The Tigers of Lents
by Mark Pomeroy
University of Iowa Press (2024)
pp 225
Author Mark Pomeroy does a fine job of capturing the saga of a family living in Lents, Oregon. These are real people grappling with real problems in a world where everything has been stacked against them. The family members belong to an invisible economic class—the working poor.
The mother Melanie works double-shifts at Fred Meyer just to make ends meet. The three daughters struggle in school and in life. Their father is serving time in prison. Sara, the oldest of the three daughters, is given the opportunity to break the working-poor-cycle when she is offered a sports scholarship to the University of Portland. We feel her struggle when she shines on the soccer field but is always comparing herself to more privileged students, and feeling inadequate.
The author has done a fine job of getting into the head of adolescent females who are bravely trying to find their own place in the world. The descriptions of their physical environment, their culture, and their mindset are compelling, vivid and unforgettable. I didn’t know Lents, Oregon, but I do now.

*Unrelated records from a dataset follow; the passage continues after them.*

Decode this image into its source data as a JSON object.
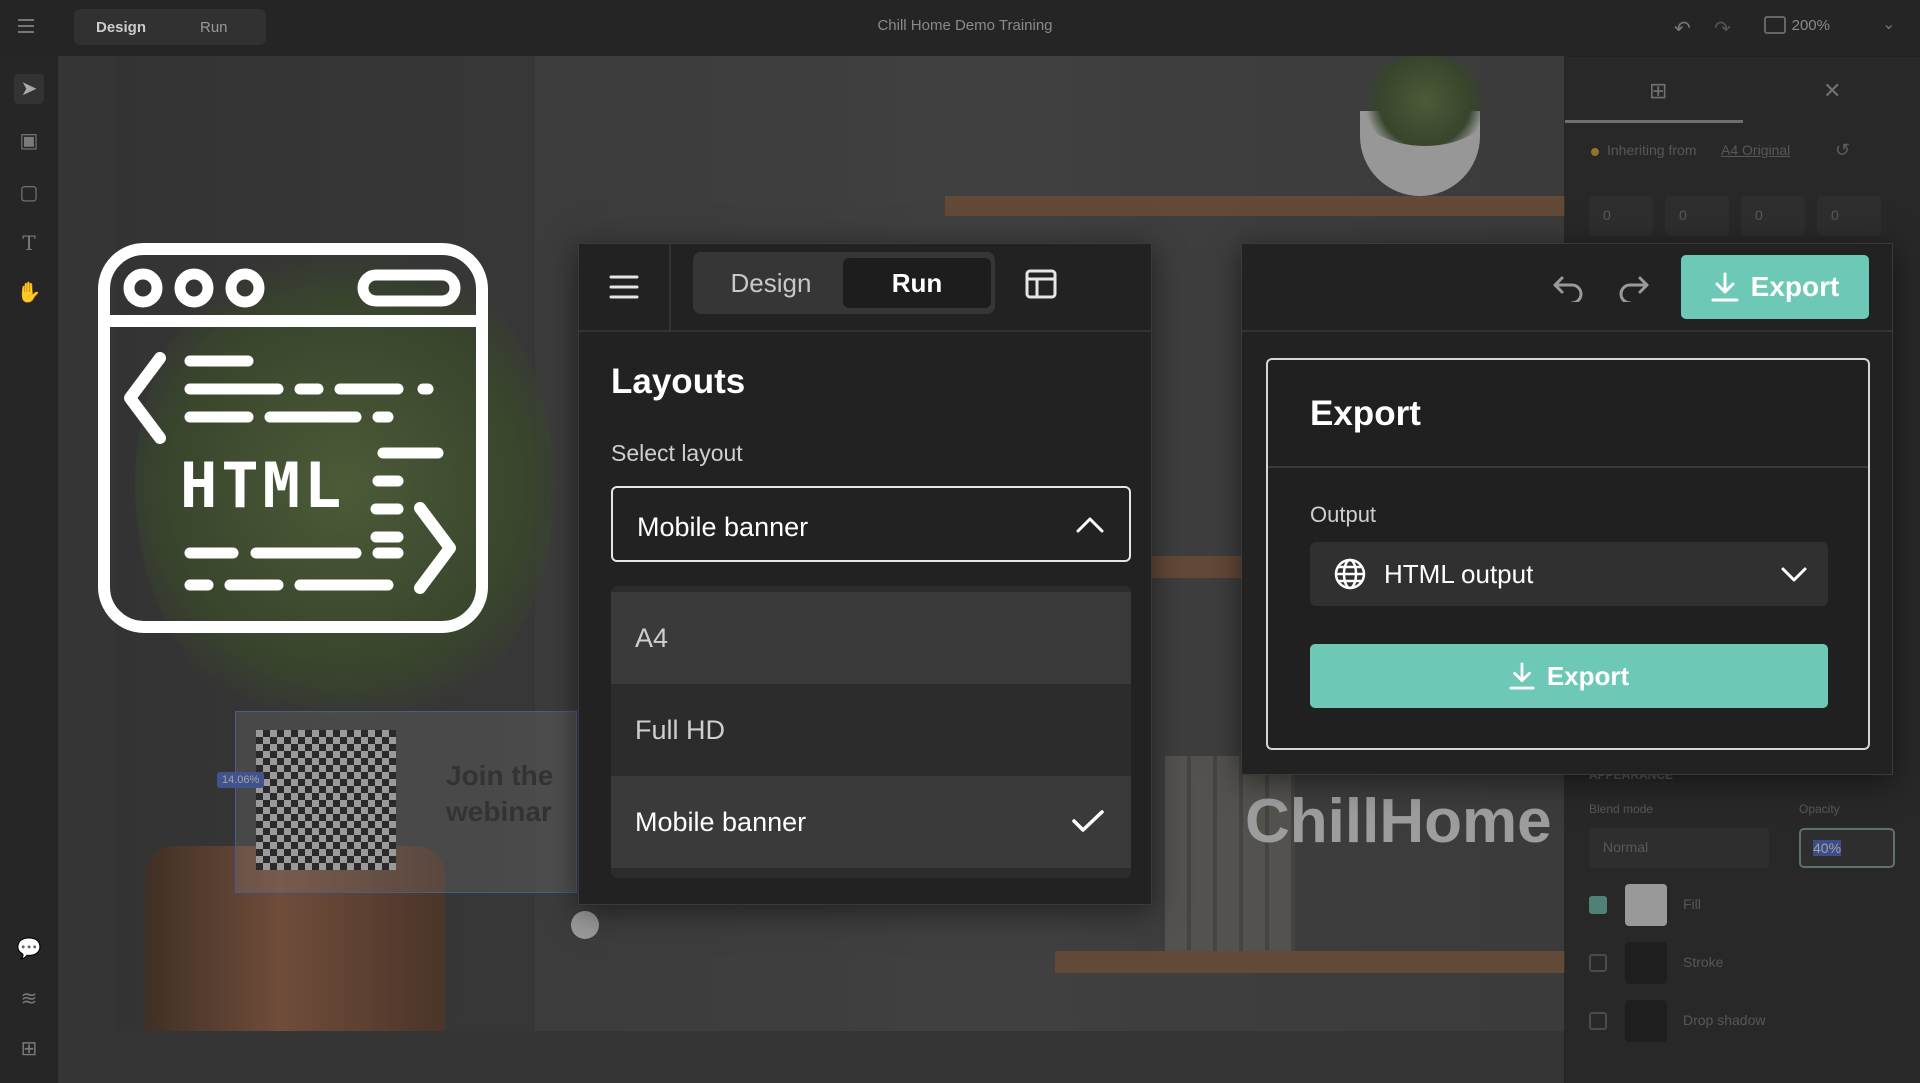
{
  "app": {
    "mode_tabs": [
      "Design",
      "Run"
    ],
    "document_title": "Chill Home Demo Training",
    "zoom": "200%"
  },
  "right_panel_bg": {
    "inheriting_label": "Inheriting from",
    "inheriting_link": "A4 Original",
    "values": [
      "0",
      "0",
      "0",
      "0"
    ],
    "section_label": "APPEARANCE",
    "blend_mode_label": "Blend mode",
    "blend_mode_value": "Normal",
    "opacity_label": "Opacity",
    "opacity_value": "40%",
    "fill_label": "Fill",
    "stroke_label": "Stroke",
    "shadow_label": "Drop shadow",
    "fill_checked": true,
    "stroke_checked": false,
    "shadow_checked": false
  },
  "canvas": {
    "banner_text_line1": "Join the",
    "banner_text_line2": "webinar",
    "brand_text": "ChillHome",
    "size_badge": "14.06%"
  },
  "html_icon": {
    "label": "HTML"
  },
  "layouts_panel": {
    "tabs": {
      "design": "Design",
      "run": "Run",
      "active": "Run"
    },
    "title": "Layouts",
    "select_label": "Select layout",
    "selected": "Mobile banner",
    "options": [
      {
        "label": "A4",
        "selected": false
      },
      {
        "label": "Full HD",
        "selected": false
      },
      {
        "label": "Mobile banner",
        "selected": true
      }
    ]
  },
  "export_panel": {
    "toolbar_button": "Export",
    "title": "Export",
    "output_label": "Output",
    "output_value": "HTML output",
    "export_button": "Export"
  },
  "colors": {
    "accent": "#6ec8b6",
    "panel_bg": "#222222",
    "dropdown_hover": "#3a3a3a",
    "shelf": "#8a5a3a"
  }
}
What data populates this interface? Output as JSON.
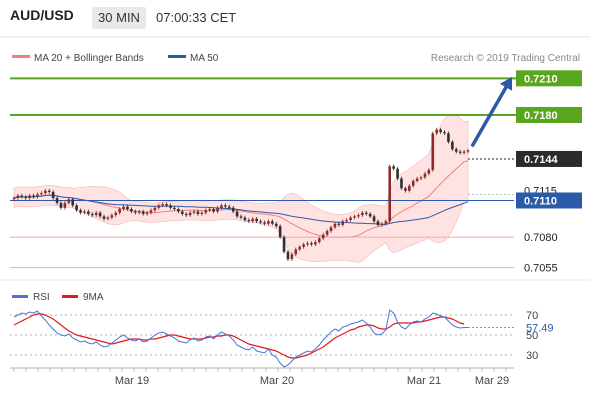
{
  "header": {
    "pair": "AUD/USD",
    "timeframe": "30 MIN",
    "timestamp": "07:00:33 CET"
  },
  "legend": {
    "ma20_label": "MA 20 + Bollinger Bands",
    "ma50_label": "MA 50",
    "copyright": "Research © 2019 Trading Central",
    "rsi_label": "RSI",
    "ma9_label": "9MA"
  },
  "colors": {
    "up_candle": "#8a2b27",
    "down_candle": "#2f2f2f",
    "ma20": "#f08080",
    "bollinger_fill": "#ffe3e3",
    "ma50": "#2a5aa8",
    "target_line": "#5aa51e",
    "support_line": "#f3a8a8",
    "current_line": "#2a5aa8",
    "arrow": "#2a5aa8",
    "rsi_line": "#4a74d8",
    "ma9_line": "#e01b1b"
  },
  "chart_data": [
    {
      "type": "candlestick",
      "ylim": [
        7.04,
        7.225
      ],
      "x_ticks": [
        "Mar 19",
        "Mar 20",
        "Mar 21",
        "Mar 29"
      ],
      "levels": [
        {
          "label": "0.7210",
          "value": 7.21,
          "kind": "target"
        },
        {
          "label": "0.7180",
          "value": 7.18,
          "kind": "target"
        },
        {
          "label": "0.7144",
          "value": 7.144,
          "kind": "current"
        },
        {
          "label": "0.7115",
          "value": 7.115,
          "kind": "plain"
        },
        {
          "label": "0.7110",
          "value": 7.11,
          "kind": "pivot"
        },
        {
          "label": "0.7080",
          "value": 7.08,
          "kind": "support"
        },
        {
          "label": "0.7055",
          "value": 7.055,
          "kind": "support"
        }
      ],
      "series": [
        {
          "values": [
            7.112,
            7.114,
            7.113,
            7.112,
            7.114,
            7.113,
            7.115,
            7.116,
            7.118,
            7.117,
            7.112,
            7.108,
            7.104,
            7.108,
            7.111,
            7.106,
            7.102,
            7.1,
            7.101,
            7.099,
            7.098,
            7.1,
            7.097,
            7.095,
            7.096,
            7.098,
            7.1,
            7.103,
            7.105,
            7.103,
            7.101,
            7.1,
            7.101,
            7.099,
            7.1,
            7.102,
            7.104,
            7.106,
            7.107,
            7.106,
            7.104,
            7.103,
            7.101,
            7.099,
            7.098,
            7.1,
            7.101,
            7.099,
            7.1,
            7.102,
            7.103,
            7.101,
            7.104,
            7.106,
            7.105,
            7.104,
            7.101,
            7.097,
            7.096,
            7.094,
            7.093,
            7.095,
            7.093,
            7.092,
            7.091,
            7.093,
            7.091,
            7.089,
            7.08,
            7.068,
            7.062,
            7.066,
            7.07,
            7.072,
            7.074,
            7.075,
            7.074,
            7.076,
            7.079,
            7.082,
            7.085,
            7.088,
            7.091,
            7.09,
            7.093,
            7.094,
            7.096,
            7.097,
            7.098,
            7.1,
            7.099,
            7.097,
            7.093,
            7.09,
            7.091,
            7.093,
            7.138,
            7.136,
            7.128,
            7.12,
            7.118,
            7.122,
            7.126,
            7.128,
            7.129,
            7.132,
            7.135,
            7.165,
            7.168,
            7.166,
            7.165,
            7.158,
            7.152,
            7.15,
            7.149,
            7.15,
            7.151
          ]
        }
      ]
    },
    {
      "type": "line",
      "ylim": [
        20,
        80
      ],
      "y_ticks": [
        70,
        50,
        30
      ],
      "current_label": "57.49",
      "series": [
        {
          "name": "RSI",
          "values": [
            68,
            70,
            72,
            71,
            73,
            72,
            74,
            69,
            65,
            60,
            56,
            52,
            50,
            49,
            51,
            47,
            45,
            43,
            44,
            42,
            41,
            43,
            40,
            38,
            39,
            42,
            45,
            48,
            50,
            47,
            45,
            44,
            46,
            43,
            44,
            47,
            50,
            52,
            53,
            51,
            49,
            47,
            44,
            43,
            42,
            45,
            47,
            44,
            45,
            48,
            49,
            46,
            50,
            53,
            51,
            49,
            45,
            40,
            38,
            36,
            35,
            38,
            34,
            33,
            32,
            36,
            30,
            28,
            22,
            18,
            20,
            24,
            28,
            30,
            32,
            34,
            33,
            36,
            40,
            45,
            49,
            53,
            56,
            54,
            58,
            59,
            61,
            62,
            63,
            65,
            62,
            58,
            52,
            50,
            51,
            55,
            75,
            72,
            63,
            58,
            56,
            60,
            63,
            64,
            63,
            66,
            68,
            72,
            71,
            69,
            68,
            64,
            60,
            58,
            57,
            57.5,
            57.49
          ]
        },
        {
          "name": "9MA",
          "values": [
            60,
            62,
            64,
            66,
            68,
            70,
            71,
            71,
            70,
            68,
            66,
            63,
            60,
            57,
            54,
            52,
            50,
            49,
            48,
            47,
            46,
            45,
            44,
            43,
            42,
            41,
            42,
            43,
            44,
            45,
            46,
            46,
            46,
            45,
            45,
            46,
            46,
            47,
            48,
            49,
            50,
            50,
            49,
            48,
            47,
            46,
            46,
            46,
            46,
            47,
            48,
            48,
            49,
            49,
            50,
            50,
            49,
            47,
            45,
            43,
            41,
            40,
            39,
            38,
            37,
            36,
            35,
            34,
            32,
            30,
            28,
            27,
            27,
            28,
            29,
            30,
            32,
            34,
            36,
            38,
            41,
            44,
            47,
            49,
            51,
            53,
            55,
            56,
            58,
            59,
            60,
            60,
            59,
            57,
            56,
            56,
            58,
            61,
            62,
            62,
            62,
            62,
            62,
            63,
            63,
            64,
            65,
            66,
            67,
            68,
            68,
            67,
            66,
            64,
            62,
            61
          ]
        }
      ]
    }
  ]
}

My only objection to the story is the mother’s out of wedlock pregnancy, bearing a son “Adam,” is never satisfactorily explained. Melanie is already overwhelmed by her burdens and unable to raise her three daughters. It is not clear why she would have another child, especially during a time when pro-choice options were easily accessible. And when the youngest sister Rachel becomes pregnant by her meth-addicted boyfriend, who threatens to kill her for having a kid, she chooses to have the child.
For both mother and daughter, the option of not terminating the pregnancy is never hinted or discussed. There are no moral, ethical, or religious reasons underlying their decisions. Adam ends up being raised by his sisters, not his mother. He’s one more unfair responsibility foisted upon the three young girls who are already being beaten by life. Sixteen-year-old Rachel’s baby Ben is handed off to her grandparents for caretaking, so she can complete high school. And that seems too easy.
This author has done a good job of making readers see a world where the working poor do not triumph over life or themselves. Working poor drudgery is a never ending cycle, where people listen to the thump of a washing machine, while fretting about the high cost of the light bill and boiling another package of hot dogs for dinner.